Flora and I dissolved into laughter.

‘We’d best be on our way,’ said Morag. ‘Oidhche mhath!’ she called.

‘Oidhche mhath!’ responded Erchy. I had taken a couple of steps in the wake of Morag and Flora when I realised that Erchy’s farewell had been spoken with his normal clarity and I realised suddenly that he was equipped with a full set of teeth.

‘Erchy!’ I exclaimed, instantly recognising them as his own because of the broken eye tooth. ‘You’ve got your teeth back again!’

‘Aye, I have so,’ he admitted.

‘You were lucky to find them, weren’t you?
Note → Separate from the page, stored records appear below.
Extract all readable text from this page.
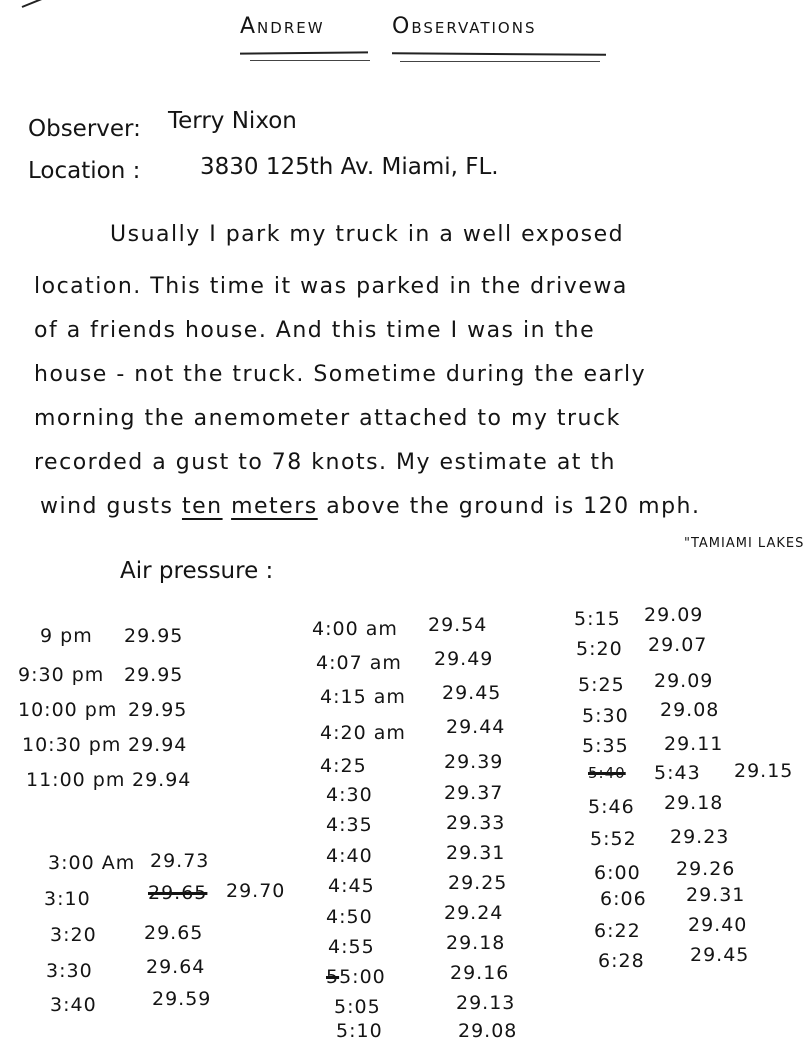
Andrew	Observations
Observer: Terry Nixon
Location :	3830 125th Av. Miami, FL.
Usually I park my truck in a well exposed
location. This time it was parked in the drivewa
of a friends house. And this time I was in the
house - not the truck. Sometime during the early
morning the anemometer attached to my truck
recorded a gust to 78 knots. My estimate at th
wind gusts ten meters above the ground is 120 mph.
"TAMIAMI LAKES
Air pressure :
9 pm 29.95
9:30 pm 29.95
10:00 pm 29.95
10:30 pm 29.94
11:00 pm 29.94
3:00 Am 29.73
3:10	29.65 29.70
3:20 29.65
3:30	29.64
3:40	29.59
4:00 am 29.54
4:07 am 29.49
4:15 am 29.45
4:20 am 29.44
4:25	29.39
4:30	29.37
4:35	29.33
4:40	29.31
4:45	29.25
4:50	29.24
4:55	29.18
55:00	29.16
5:05	29.13
5:10	29.08
5:15 29.09
5:20 29.07
5:25 29.09
5:30 29.08
5:35 29.11
5:40 5:43 29.15
5:46 29.18
5:52 29.23
6:00 29.26
6:06 29.31
6:22 29.40
6:28 29.45
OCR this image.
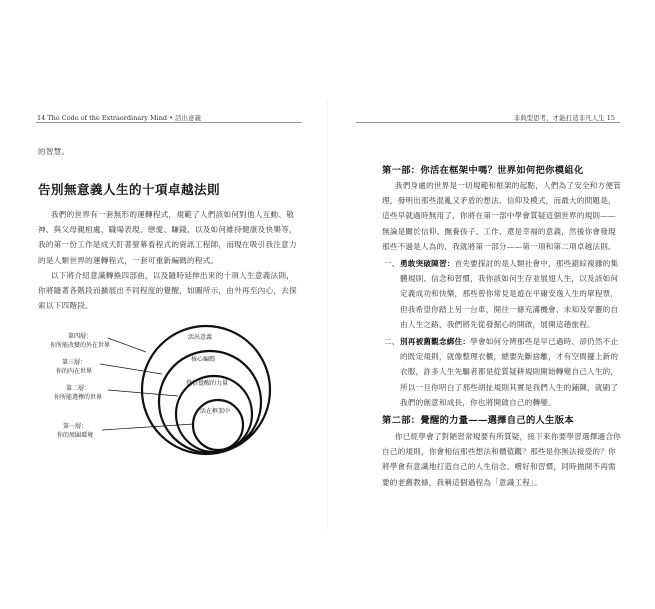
14 The Code of the Extraordinary Mind • 活出意義	非典型思考，才能打造非凡人生 15

的智慧。

告別無意義人生的十項卓越法則

我們的世界有一套無形的運轉程式，規範了人們該如何對他人互動、敬神、與父母親相處、職場表現、戀愛、賺錢，以及如何維持健康及快樂等，我的第一份工作是成天盯著螢幕看程式的資訊工程師，而現在吸引我注意力的是人類世界的運轉程式，一套可重新編碼的程式。

以下將介紹意識轉換四部曲，以及隨時延伸出來的十項人生意義法則，你將隨著各階段而擴展出不同程度的覺醒，如圖所示，由外再至內心，去探索以下四階段。

第四層：
你所能改變的外在世界
第三層：
你的內在世界
第二層：
你所能選擇的世界
第一層：
你的周圍環境
活出意義
核心編碼
覺悟覺醒的力量
活在框架中
第一部：你活在框架中嗎？世界如何把你模組化

我們身處的世界是一切規範和框架的起點，人們為了安全和方便管理，發明出那些混亂又矛盾的想法、信仰及模式，而最大的問題是，這些早就過時無用了，你將在第一部中學會質疑這個世界的規則——無論是關於信仰、撫養孩子、工作、還是幸福的意義，然後你會發現那些不過是人為的，我就將第一部分——第一項和第二項卓越法則。

一、 勇敢突破陳習：首先要探討的是人類社會中，那些錯綜複雜的集體規則、信念和習慣，我你該如何生存並展翅人生，以及該如何定義成功和快樂，那些曾你常見是遊在平庸安逸人生的單程票，但我希望你踏上另一台車，開往一條充滿機會、未知及穿靈的自由人生之路，我們將先從發掘心的開啟，展開這趟旅程。
二、 別再被舊觀念綁住：學會如何分辨那些是早已過時、卻仍然不止的既定規則，就像整理衣櫃，總要先斷捨離，才有空間擺上新的衣服，許多人生先驅者都是從質疑耕規則開始轉變自己人生的，所以一旦你明白了那些胡扯規則其實是我們人生的鋪陳，就刷了我們的創意和成長，你也將開啟自己的轉變。
第二部：覺醒的力量——選擇自己的人生版本

你已經學會了對陋習常規要有所質疑，接下來你要學習選擇適合你自己的規則，你會相信那些想法和價值觀？那些是你無法接受的？你將學會有意識地打造自己的人生信念、嚐好和習慣，同時拋開不再需要的老舊教條，我稱這個過程為「意識工程」。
Didn’t you tell me you dropped them in the sea?’

‘I said I dropped them overboard,’ corrected Erchy, and seeing my puzzled look elucidated: ‘I dropped them overboard in the river the other night when I was poachin’ an’ I was certain I’d never see them again, but, aye, I was lucky. somebody did find them. They got them in their net.’

‘How extraordinary!’ I said. ‘Who got them?’

‘I’m not sayin’ who,’ responded Erchy with an air of mystery, ‘but this mornin’ who should be at the door but the pollis an’ when I asked him what he wanted he pulled out this handkerchief an’ there was my teeths wrapped in it. "I hear you lost your teeths, Erchy," says he. "Well, I did so," says I. "I’m wonderin’ if these are yours?" asks the pollis. Well, I knew fine anybody would know they’re my teeths so I says, "Aye, they’re mine, right enough."

‘But who would take them to the police?’ I asked. ‘Surely it would be tantamount to admitting they’d been poaching?’

‘Who would take them to the pollis?’ returned Erchy derisively. ‘When I’m damty sure everyone in the village knew they was mine?’

‘You mean...’ I began and then paused as the full import of his words dawned slowly upon me. ‘You mean the policeman himself was doing a spot of poaching and he caught them in his net?’

Erchy fixed me with an uncompromising stare. ‘Now what damty fool would be askin’ the pollis a question like that?’ he demanded.